MedGemma 1.5 Technical Report
The open 4B-parameter model boosts 3D MRI accuracy by 11% and pathology analysis by 47% F1.
A large collaborative team from Google and DeepMind has released MedGemma 1.5, a significant upgrade to their open-source medical AI model. The 4-billion parameter model expands beyond its predecessor by integrating high-dimensional medical imaging, including 3D CT and MRI volumes, and histopathology whole slide images. It also introduces anatomical localization via bounding boxes and multi-timepoint chest X-ray analysis, alongside improved understanding of complex medical documents like electronic health records (EHRs) and lab reports. The technical report details the architectural innovations required, such as long-context 3D volume slicing and specialized sampling for whole-slide images, to unify these diverse modalities within a single, efficient model.
Performance gains are substantial across the board. Compared to MedGemma 1, the new version improves 3D MRI condition classification accuracy by 11% and 3D CT classification by 3%. In the critical area of whole-slide pathology imaging, it achieves a dramatic 47% macro F1 score gain. For clinical text, it shows a 5% improvement on the MedQA benchmark and a 22% boost on EHRQA, demonstrating enhanced medical reasoning. The model also excels at information extraction from lab reports, scoring an average 18% macro F1 across four different datasets.
Designed as a robust, open resource, MedGemma 1.5 provides a powerful foundation model for the developer community. Its multimodal capabilities in imaging and text analysis position it to accelerate the creation of the next generation of AI-assisted diagnostic tools, clinical decision support systems, and automated medical data processing pipelines.
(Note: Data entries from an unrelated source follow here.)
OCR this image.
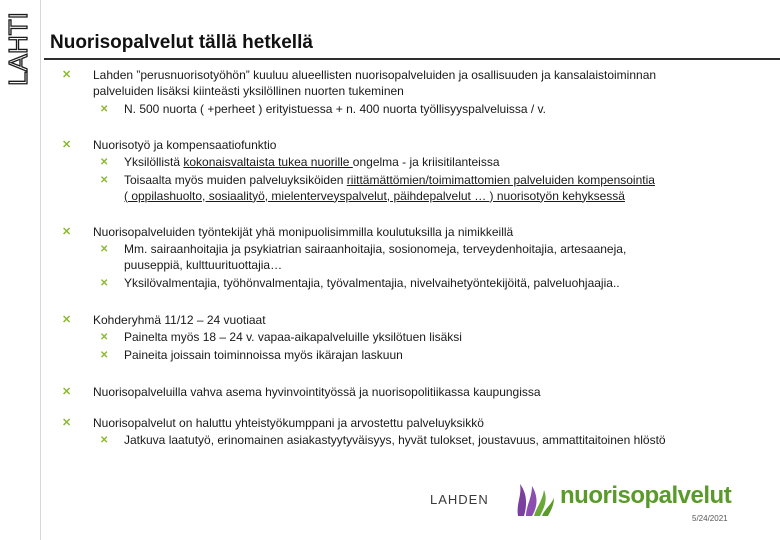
LAHTI Nuorisopalvelut tällä hetkellä
✕ Lahden ”perusnuorisotyöhön” kuuluu alueellisten nuorisopalveluiden ja osallisuuden ja kansalaistoiminnan
palveluiden lisäksi kiinteästi yksilöllinen nuorten tukeminen
✕ N. 500 nuorta ( +perheet ) erityistuessa + n. 400 nuorta työllisyyspalveluissa / v.
✕ Nuorisotyö ja kompensaatiofunktio
✕ Yksilöllistä kokonaisvaltaista tukea nuorille ongelma - ja kriisitilanteissa
✕ Toisaalta myös muiden palveluyksiköiden riittämättömien/toimimattomien palveluiden kompensointia
( oppilashuolto, sosiaalityö, mielenterveyspalvelut, päihdepalvelut … ) nuorisotyön kehyksessä
✕ Nuorisopalveluiden työntekijät yhä monipuolisimmilla koulutuksilla ja nimikkeillä
✕ Mm. sairaanhoitajia ja psykiatrian sairaanhoitajia, sosionomeja, terveydenhoitajia, artesaaneja,
puuseppiä, kulttuurituottajia…
✕ Yksilövalmentajia, työhönvalmentajia, työvalmentajia, nivelvaihetyöntekijöitä, palveluohjaajia..
✕ Kohderyhmä 11/12 – 24 vuotiaat
✕ Painelta myös 18 – 24 v. vapaa-aikapalveluille yksilötuen lisäksi
✕ Paineita joissain toiminnoissa myös ikärajan laskuun
✕ Nuorisopalveluilla vahva asema hyvinvointityössä ja nuorisopolitiikassa kaupungissa
✕ Nuorisopalvelut on haluttu yhteistyökumppani ja arvostettu palveluyksikkö
✕ Jatkuva laatutyö, erinomainen asiakastyytyväisyys, hyvät tulokset, joustavuus, ammattitaitoinen hlöstö
LAHDEN	nuorisopalvelut
5/24/2021
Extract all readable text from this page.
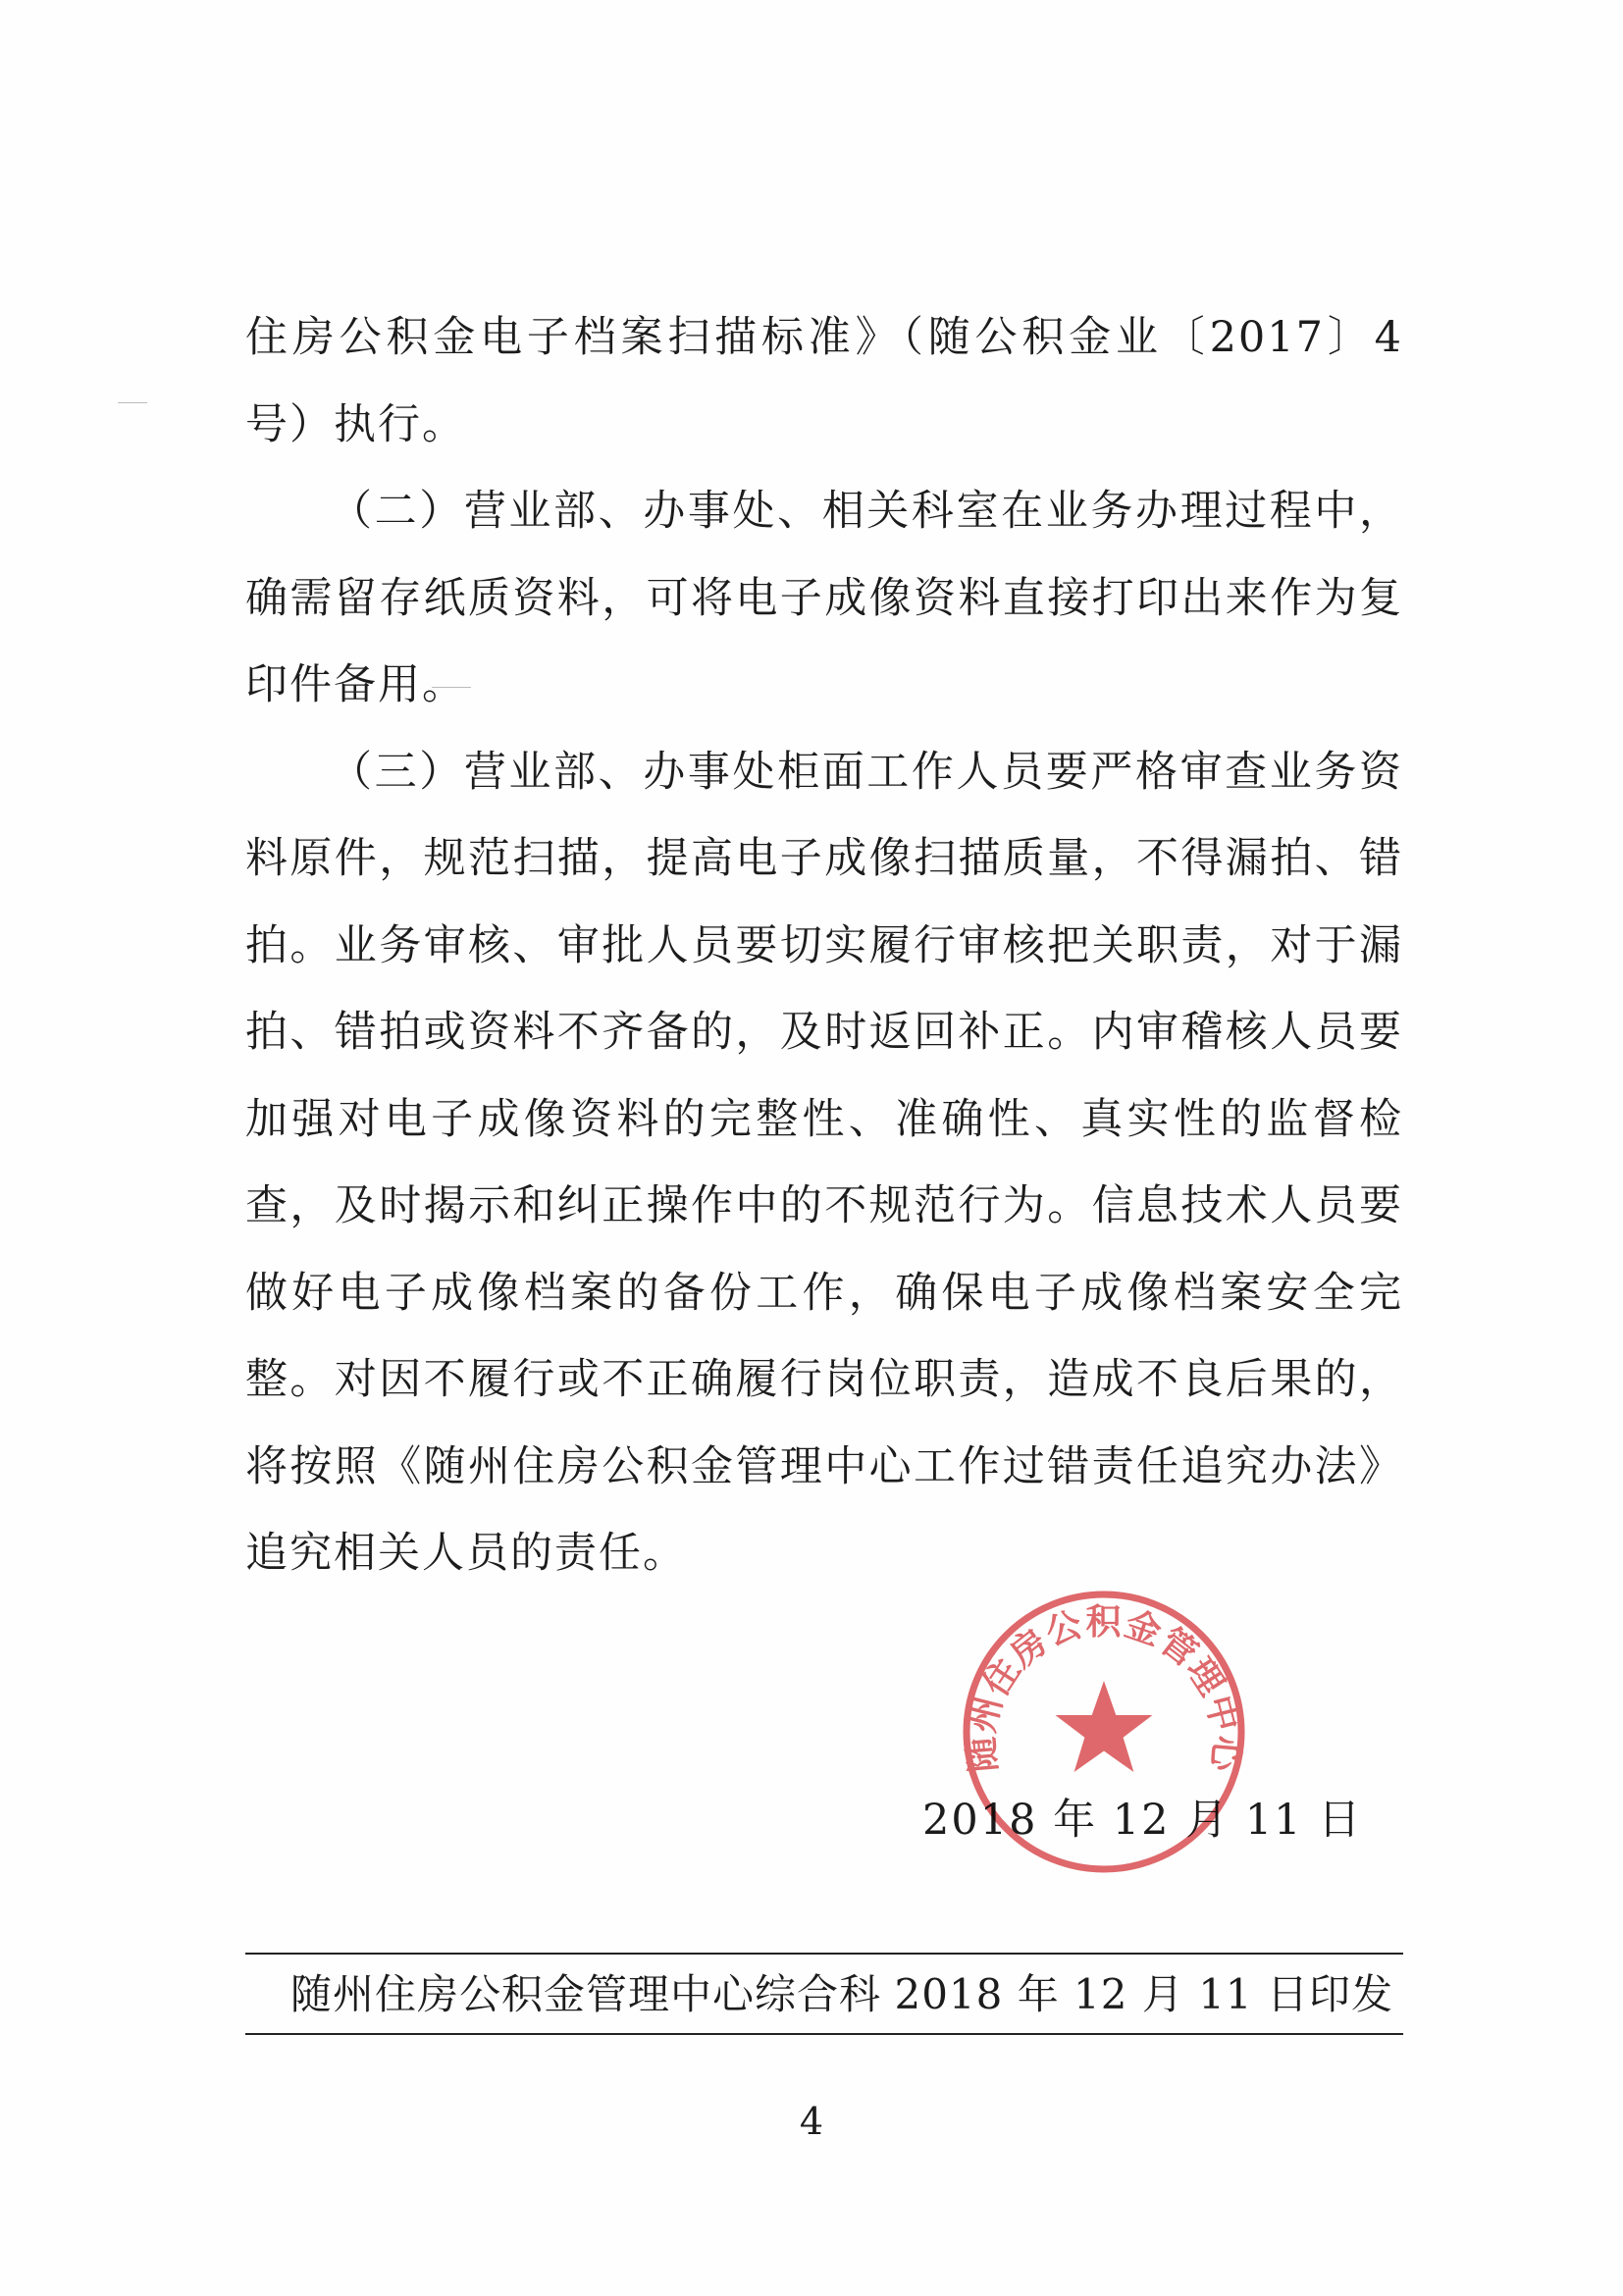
住房公积金电子档案扫描标准》（随公积金业〔2017〕4 号）执行。

（二）营业部、办事处、相关科室在业务办理过程中，确需留存纸质资料，可将电子成像资料直接打印出来作为复印件备用。

（三）营业部、办事处柜面工作人员要严格审查业务资料原件，规范扫描，提高电子成像扫描质量，不得漏拍、错拍。业务审核、审批人员要切实履行审核把关职责，对于漏拍、错拍或资料不齐备的，及时返回补正。内审稽核人员要加强对电子成像资料的完整性、准确性、真实性的监督检查，及时揭示和纠正操作中的不规范行为。信息技术人员要做好电子成像档案的备份工作，确保电子成像档案安全完整。对因不履行或不正确履行岗位职责，造成不良后果的，将按照《随州住房公积金管理中心工作过错责任追究办法》追究相关人员的责任。

2018 年 12 月 11 日
随州住房公积金管理中心
随州住房公积金管理中心综合科 2018 年 12 月 11 日印发
4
The release includes resources and tutorials to help developers build upon this advanced platform.
- Adds 3D medical imaging (CT/MRI) and whole-slide pathology analysis, with a 47% F1 gain in pathology.
- Improves clinical text reasoning, boosting EHRQA accuracy by 22% and MedQA by 5%.
- Introduces anatomical localization (35% IoU increase) and multi-timepoint chest X-ray analysis (4% macro accuracy).
Why It Matters
Provides an open, multimodal foundation for building advanced diagnostic AI and clinical workflow tools, accelerating medical AI development.